Accordingly, Defendants’ Motion is GRANTED in so much as Mr. Cobb employs
general statistics to estimate damages for indirect infringement.
e. Hypothetical Negotiation Date
Lastly, Defendants argue that Mr. Cobb assumes that a hypothetical negotiation date for
Innolux would be April 2002, but that Innolux began using the alleged 5-mask process in 1999.
(Doc. No. 682, at 17, citing Doc. No. 682-1, at 82.) Because Mr. Cobb does not use a
hypothetical negotiation date of 1999, Defendants argue his opinions are unreliable and should
be excluded. Id. Eidos contends that its hypothetical negotiation date is based on evidence of first
infringement because Innolux produced no sales information prior to 2002. (Doc. No. 697, at
“In general, the date of the hypothetical negotiation is the date that the infringement
began.” LaserDynamics, 694 F.3d at 75; see also Applied Med. Res. Corp. v. U.S. Surgical
Corp., 435 F.3d 1356, 1363–64 (Fed.Cir.2006) (“[T]he hypothetical negotiation relates to the
date of first infringement.”); State Indus., Inc. v. Mor–Flo Indus., Inc., 883 F.2d 1573, 1580
(Fed.Cir.1989) (“The determination of a reasonable royalty ... [is based] on what a willing
licensor and licensee would bargain for at hypothetical negotiations on the date infringement
Here, Innolux claims that the hypothetical negotiation date is 1999 because Innolux
“began using the alleged 5-mask process in 1999” and “produced the first large TGT-LCD
display panel to be made from Taiwan-developed technology in July 1999.” (Doc. No. 682, at
13.) But here, as Innolux points out in its own briefing, “the date of first infringement begins
when both the patent has issued and accused products have been sold.” (Doc. No. 682, at 17)
(emphasis added) (citing Wang Labs., Inc. v. Toshiba Corp., 993 F.2d 858, 869 (Fed.
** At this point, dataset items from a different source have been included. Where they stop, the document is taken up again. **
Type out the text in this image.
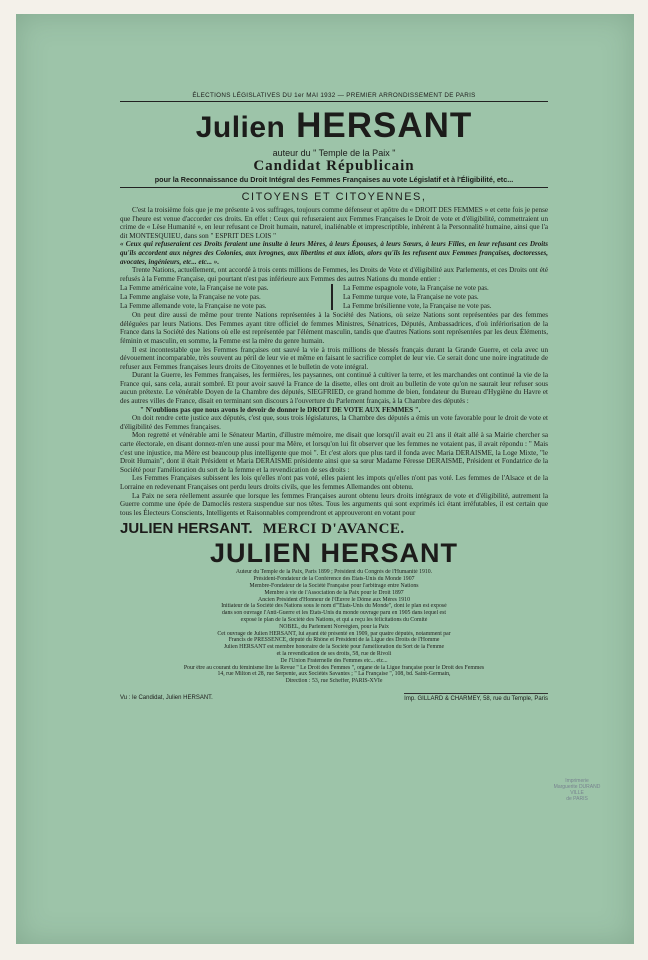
ÉLECTIONS LÉGISLATIVES DU 1er MAI 1932 — PREMIER ARRONDISSEMENT DE PARIS
Julien HERSANT
auteur du " Temple de la Paix "
Candidat Républicain
pour la Reconnaissance du Droit Intégral des Femmes Françaises au vote Législatif et à l'Éligibilité, etc...
CITOYENS ET CITOYENNES,

C'est la troisième fois que je me présente à vos suffrages, toujours comme défenseur et apôtre du « DROIT DES FEMMES » et cette fois je pense que l'heure est venue d'accorder ces droits. En effet : Ceux qui refuseraient aux Femmes Françaises le Droit de vote et d'éligibilité, commettraient un crime de « Lèse Humanité », en leur refusant ce Droit humain, naturel, inaliénable et imprescriptible, inhérent à la Personnalité humaine, ainsi que l'a dit MONTESQUIEU, dans son " ESPRIT DES LOIS "

« Ceux qui refuseraient ces Droits feraient une insulte à leurs Mères, à leurs Épouses, à leurs Sœurs, à leurs Filles, en leur refusant ces Droits qu'ils accordent aux nègres des Colonies, aux ivrognes, aux libertins et aux idiots, alors qu'ils les refusent aux Femmes françaises, doctoresses, avocates, ingénieurs, etc... etc... ».

Trente Nations, actuellement, ont accordé à trois cents millions de Femmes, les Droits de Vote et d'éligibilité aux Parlements, et ces Droits ont été refusés à la Femme Française, qui pourtant n'est pas inférieure aux Femmes des autres Nations du monde entier :

La Femme américaine vote, la Française ne vote pas.
La Femme anglaise vote, la Française ne vote pas.
La Femme allemande vote, la Française ne vote pas.
La Femme espagnole vote, la Française ne vote pas.
La Femme turque vote, la Française ne vote pas.
La Femme brésilienne vote, la Française ne vote pas.

On peut dire aussi de même pour trente Nations représentées à la Société des Nations, où seize Nations sont représentées par des femmes déléguées par leurs Nations. Des Femmes ayant titre officiel de femmes Ministres, Sénatrices, Députés, Ambassadrices, d'où infériorisation de la France dans la Société des Nations où elle est représentée par l'élément masculin, tandis que d'autres Nations sont représentées par les deux Éléments, féminin et masculin, en somme, la Femme est la mère du genre humain.

Il est incontestable que les Femmes françaises ont sauvé la vie à trois millions de blessés français durant la Grande Guerre, et cela avec un dévouement incomparable, très souvent au péril de leur vie et même en faisant le sacrifice complet de leur vie. Ce serait donc une noire ingratitude de refuser aux Femmes françaises leurs droits de Citoyennes et le bulletin de vote intégral.

Durant la Guerre, les Femmes françaises, les fermières, les paysannes, ont continué à cultiver la terre, et les marchandes ont continué la vie de la France qui, sans cela, aurait sombré. Et pour avoir sauvé la France de la disette, elles ont droit au bulletin de vote qu'on ne saurait leur refuser sous aucun prétexte. Le vénérable Doyen de la Chambre des députés, SIEGFRIED, ce grand homme de bien, fondateur du Bureau d'Hygiène du Havre et des autres villes de France, disait en terminant son discours à l'ouverture du Parlement français, à la Chambre des députés :

" N'oublions pas que nous avons le devoir de donner le DROIT DE VOTE AUX FEMMES ".

On doit rendre cette justice aux députés, c'est que, sous trois législatures, la Chambre des députés a émis un vote favorable pour le droit de vote et d'éligibilité des Femmes françaises.

Mon regretté et vénérable ami le Sénateur Martin, d'illustre mémoire, me disait que lorsqu'il avait eu 21 ans il était allé à sa Mairie chercher sa carte électorale, en disant donnez-m'en une aussi pour ma Mère, et lorsqu'on lui fit observer que les femmes ne votaient pas, il avait répondu : " Mais c'est une injustice, ma Mère est beaucoup plus intelligente que moi ". Et c'est alors que plus tard il fonda avec Maria DERAISME, la Loge Mixte, "le Droit Humain", dont il était Président et Maria DERAISME présidente ainsi que sa sœur Madame Féresse DERAISME, Président et Fondatrice de la Société pour l'amélioration du sort de la femme et la revendication de ses droits :

Les Femmes Françaises subissent les lois qu'elles n'ont pas voté, elles paient les impots qu'elles n'ont pas voté. Les femmes de l'Alsace et de la Lorraine en redevenant Françaises ont perdu leurs droits civils, que les femmes Allemandes ont obtenu.

La Paix ne sera réellement assurée que lorsque les femmes Françaises auront obtenu leurs droits intégraux de vote et d'éligibilité, autrement la Guerre comme une épée de Damoclès restera suspendue sur nos têtes. Tous les arguments qui sont exprimés ici étant irréfutables, il est certain que tous les Électeurs Conscients, Intelligents et Raisonnables comprendront et approuveront en votant pour

JULIEN HERSANT. MERCI D'AVANCE.
JULIEN HERSANT
Auteur du Temple de la Paix, Paris 1899 ; Président du Congrès de l'Humanité 1910.
Président-Fondateur de la Conférence des États-Unis du Monde 1907
Membre-Fondateur de la Société Française pour l'arbitrage entre Nations
Membre à vie de l'Association de la Paix pour le Droit 1897
Ancien Président d'Honneur de l'Œuvre le Dôme aux Mères 1910
Initiateur de la Société des Nations sous le nom d'"États-Unis du Monde", dont le plan est exposé
dans son ouvrage l'Anti-Guerre et les États-Unis du monde ouvrage paru en 1905 dans lequel est
exposé le plan de la Société des Nations, et qui a reçu les félicitations du Comité
NOBEL, du Parlement Norvégien, pour la Paix
Cet ouvrage de Julien HERSANT, lui ayant été présenté en 1909, par quatre députés, notamment par
Francis de PRESSENCE, député du Rhône et Président de la Ligue des Droits de l'Homme
Julien HERSANT est membre honoraire de la Société pour l'amélioration du Sort de la Femme
et la revendication de ses droits, 58, rue de Rivoli
De l'Union Fraternelle des Femmes etc... etc...
Pour être au courant du féminisme lire la Revue " Le Droit des Femmes ", organe de la Ligue française pour le Droit des Femmes
14, rue Milton et 28, rue Serpente, aux Sociétés Savantes ; " La Française ", 108, bd. Saint-Germain,
Direction : 53, rue Scheffer, PARIS-XVIe
Vu : le Candidat, Julien HERSANT.	Imp. GILLARD & CHARMEY, 58, rue du Temple, Paris
Imprimerie
Marguerite DURAND
VILLE
de PARIS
Cir. 1993).
The Court agrees that the hypothetical negotiation date should be the “start of infringement, i.e.,
when both a patent had issued and accused products were sold.” Wang Labs, 993 F.2d at 869.
Notably, Innolux only argues that it began using the alleged 5-mask process in 1999 and
produced the first large TGT-LCD display in July 1999. But Innolux fails to provide any
evidence that it sold an accused product in 1999. Importantly, because the process was carried
out abroad, merely using that process, as Innolux contends it did in 1999, would not constitute
infringement of the ’958 Patent. See Power Integrations, 711 F.3d at 1371 (“It is axiomatic that
U.S. patent law does not operate extraterritorially to prohibit infringement abroad.”). Similarly
producing a prototype abroad fails to establish an act of infringement. Id. Therefore, the first act
of infringement in this instance must be the first importation or sale within the United States.
Here, the evidence in the record indicates that such infringing sales began in 2002.
Accordingly, Mr. Cobb did not err in using a hypothetical negotiation date of April 2002.
The Court DENIES Defendants’ Motion as to Innolux’s hypothetical negotiation date.
Consistent with the rulings set forth herein, Defendants’ Motion (Doc. No. 682) is
GRANTED-IN-PART and DENIED-IN-PART. Within 14 days of the issuance of this Order,
Mr. Cobb shall file a supplemental report consistent with the findings herein. Defendants may
seek an additional deposition, not to exceed 3 hours, within 14 days of any supplementation by
Mr. Cobb. Defendants’ damages expert may also file a rebuttal report to Mr. Cobb’s
supplemental report within 14 days of being served, not to exceed 5 pages.
Within seven (7) days of the issuance of this Order, the parties shall file a notice with the
Court as to whether this Order can be unsealed, or request appropriate redaction.
So ORDERED and SIGNED this 29th day of March, 2017.